Adipose tissue was collected from adult C57BL/6 male mice and processing for histology. Shown are hematocxylin/eosin-stained adipose tissue from gonadal white adipose tissue (A), interscapular brown adipose tissue (B), and perivascular adipose tissue surrounding the thoracic aorta (C). Scale bar = 25μm.

Figure 2.. Process for image assessment and quantification of multilocular adipose tissue.

Input images of hematoxylin/eosin stained sections are converted to grayscale (a), and then follow two pathways: identification of the region of interest (b-c) and thresholding of the image (d). The results from both pathways are combined using the «AND» function in the «Image Calculator» tool in ImageJ to produce the final image (e) (this corresponds to step 7 in the protocol). This image is then measured as the final lipid volume, and compared to the entire selected region (c).

Figure 3.. Comparison of lipid quantification methods.
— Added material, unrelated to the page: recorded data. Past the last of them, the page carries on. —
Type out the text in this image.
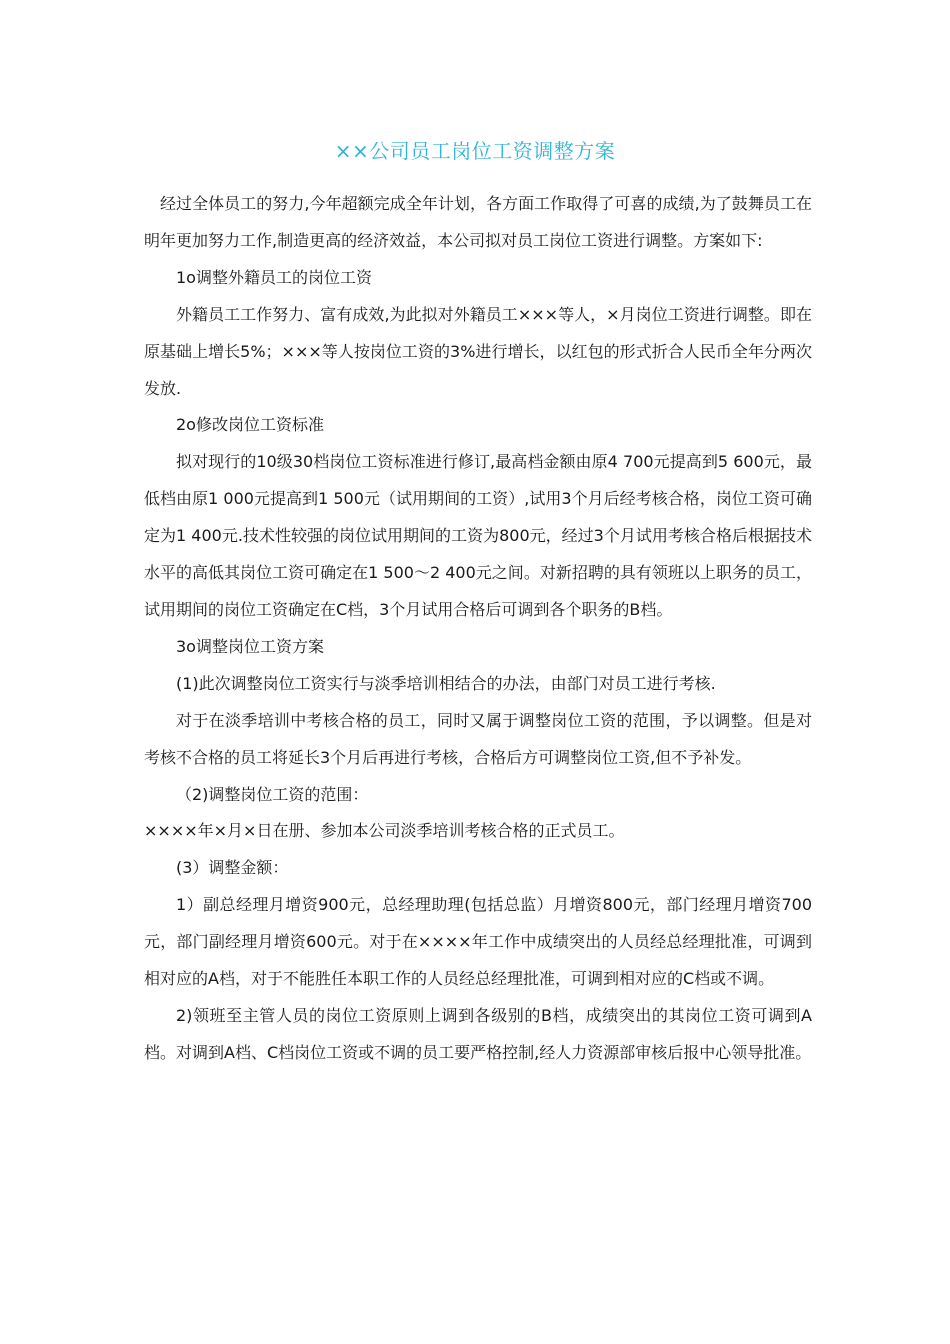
××公司员工岗位工资调整方案

经过全体员工的努力,今年超额完成全年计划，各方面工作取得了可喜的成绩,为了鼓舞员工在明年更加努力工作,制造更高的经济效益，本公司拟对员工岗位工资进行调整。方案如下:

1o调整外籍员工的岗位工资

外籍员工工作努力、富有成效,为此拟对外籍员工×××等人，×月岗位工资进行调整。即在原基础上增长5%；×××等人按岗位工资的3%进行增长，以红包的形式折合人民币全年分两次发放.

2o修改岗位工资标准

拟对现行的10级30档岗位工资标准进行修订,最高档金额由原4 700元提高到5 600元，最低档由原1 000元提高到1 500元（试用期间的工资）,试用3个月后经考核合格，岗位工资可确定为1 400元.技术性较强的岗位试用期间的工资为800元，经过3个月试用考核合格后根据技术水平的高低其岗位工资可确定在1 500～2 400元之间。对新招聘的具有领班以上职务的员工，试用期间的岗位工资确定在C档，3个月试用合格后可调到各个职务的B档。

3o调整岗位工资方案

(1)此次调整岗位工资实行与淡季培训相结合的办法，由部门对员工进行考核.

对于在淡季培训中考核合格的员工，同时又属于调整岗位工资的范围，予以调整。但是对考核不合格的员工将延长3个月后再进行考核，合格后方可调整岗位工资,但不予补发。

（2)调整岗位工资的范围：

××××年×月×日在册、参加本公司淡季培训考核合格的正式员工。

(3）调整金额：

1）副总经理月增资900元，总经理助理(包括总监）月增资800元，部门经理月增资700元，部门副经理月增资600元。对于在××××年工作中成绩突出的人员经总经理批准，可调到相对应的A档，对于不能胜任本职工作的人员经总经理批准，可调到相对应的C档或不调。

2)领班至主管人员的岗位工资原则上调到各级别的B档，成绩突出的其岗位工资可调到A档。对调到A档、C档岗位工资或不调的员工要严格控制,经人力资源部审核后报中心领导批准。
A) Mouse perivascular adipose tissue was obtained from Immunofluorescence images of a frozen PVAT section from a C57BL/6J mouse. Each channel is labeled with its corresponding stain/label. Red arrows on the Brightfield and LipidTox channels indicate lipid that is seen outside of the tissue, that may have been mechanically removed from the tissue during the staining process. Images taken at 100x magnification and digitally zoomed 4x to result in effective 400x magnification, scale bar 50μm. B) Brightfield image of an H&E-stained section of PVAT from the same mouse that was treated with the IF stains. Image taken at 400x magnification, scale bar 25μm. C) Comparison graph of LipidTox and H&E-stained images, each compared based on the percent lipid that was identified based on the images. Comparison occurred between a sample of PVAT and BAT from the same mouse.

Figure 4.. C57BL/6J PVAT phenotype shift under varying diet conditions as quantified using our ImageJ protocol.

A) Images of representative H&E-stained sections for each diet analyzed in this case study. Each image is labeled with the corresponding diet. Scale bar = 25μm for all images. B) Percent lipid measurements of samples images from all studied diets across two raters. Each rater independently quantified each sample image from all diet types, with the results being plotted. Each n=39 per diet. A two-way ANOVA was performed using GraphPad Prism to determine significance between diet types, and multiple t-tests were used for each pair of raters within a diet to determine significance between raters.